That looks like it is a photo of the sunset rather than sunrise, but I am soon to be heading off into the sunrise to meet my group for a run. Before that, I am going to try to get 4 miles in on the treadmill so that I only have to do 6 outdoors. I am meeting a friend to see “The Great Gatsby” at 11:00, so there is a limit to how much time I have. Hence, I got up at 3:00 a.m. Yikes.
Yesterday I got the word that I really, truly, officially am changing jobs in June/July. I will finish up my current job in June and start the new one in July.
I met with the woman who is retiring and creating this wonderful opportunity for me. It’s sort of a full-circle kind of feeling.

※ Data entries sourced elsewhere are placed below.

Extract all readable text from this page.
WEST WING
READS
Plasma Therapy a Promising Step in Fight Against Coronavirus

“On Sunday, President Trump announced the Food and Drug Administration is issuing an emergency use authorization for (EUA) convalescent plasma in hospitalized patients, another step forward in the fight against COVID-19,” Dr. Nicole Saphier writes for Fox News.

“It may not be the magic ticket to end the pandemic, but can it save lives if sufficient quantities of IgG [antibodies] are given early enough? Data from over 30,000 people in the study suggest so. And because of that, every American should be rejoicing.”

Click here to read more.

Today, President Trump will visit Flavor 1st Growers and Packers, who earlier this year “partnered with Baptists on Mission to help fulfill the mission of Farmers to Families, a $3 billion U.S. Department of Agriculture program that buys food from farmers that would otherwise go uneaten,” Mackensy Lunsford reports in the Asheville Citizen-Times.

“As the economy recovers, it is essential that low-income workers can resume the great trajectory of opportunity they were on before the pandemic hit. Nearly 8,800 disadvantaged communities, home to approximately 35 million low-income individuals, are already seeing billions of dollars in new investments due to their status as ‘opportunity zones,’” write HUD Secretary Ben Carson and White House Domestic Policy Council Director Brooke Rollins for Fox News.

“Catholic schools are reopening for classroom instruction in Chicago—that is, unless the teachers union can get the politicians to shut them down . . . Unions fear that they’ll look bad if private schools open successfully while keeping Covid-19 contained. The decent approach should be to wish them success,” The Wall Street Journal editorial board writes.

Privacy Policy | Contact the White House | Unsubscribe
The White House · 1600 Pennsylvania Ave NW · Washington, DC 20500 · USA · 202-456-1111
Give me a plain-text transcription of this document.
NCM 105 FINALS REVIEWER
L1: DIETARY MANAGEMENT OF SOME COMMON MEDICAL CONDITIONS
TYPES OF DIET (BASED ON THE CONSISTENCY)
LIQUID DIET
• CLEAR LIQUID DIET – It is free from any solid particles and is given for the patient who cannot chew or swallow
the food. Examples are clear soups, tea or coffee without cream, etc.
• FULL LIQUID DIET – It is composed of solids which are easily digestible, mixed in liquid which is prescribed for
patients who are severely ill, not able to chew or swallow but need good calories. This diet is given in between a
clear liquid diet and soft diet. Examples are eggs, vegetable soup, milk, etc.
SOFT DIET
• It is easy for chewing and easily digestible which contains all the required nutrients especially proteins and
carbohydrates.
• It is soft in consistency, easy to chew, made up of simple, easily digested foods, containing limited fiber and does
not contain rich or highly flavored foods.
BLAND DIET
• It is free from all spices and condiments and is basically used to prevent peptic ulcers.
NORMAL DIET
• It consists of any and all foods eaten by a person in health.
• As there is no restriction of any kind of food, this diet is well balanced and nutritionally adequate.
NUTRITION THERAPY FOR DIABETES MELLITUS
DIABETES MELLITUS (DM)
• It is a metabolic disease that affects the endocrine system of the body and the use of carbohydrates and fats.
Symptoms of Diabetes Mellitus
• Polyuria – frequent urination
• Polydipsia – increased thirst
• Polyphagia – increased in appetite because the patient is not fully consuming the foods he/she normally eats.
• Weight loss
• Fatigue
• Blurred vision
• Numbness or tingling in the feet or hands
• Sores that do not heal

On a hot August day in 1994, I walked into that office for the first time – for an interview. I was 10 years sober, and had just been through a totally disfunctional 5 years where I had no work history to speak of. It was an entry level position I was desperate to get. I sat in that office on that day, wiping the sweat from my lip, hoping I didn’t look as desperate as I felt – and thought – I want to retire from this job if I should get it.
Six years later, just as I got my bachelor’s degree, I was able to move into that office as my own. I was the director of the department. That first day, I waited until every one in the department left for the day, unlocked the door, sat behind the desk and cried. Tears of gratitude.
Yesterday as I sat in this office yet again, I felt that I was at home. The retiring woman said to me “This is a good place for you at this stage in your life.” I couldn’t agree more.
People I met in the hallways were all so excited that I am coming back. And how I wish Dr. L. were still alive. He always said I was the best medd reccords director ever and he missed me in that job.
I am going home. Going home. The grace of God is an amazing thing. I never dreamed this would happen, but here it is. My prayers have been answered.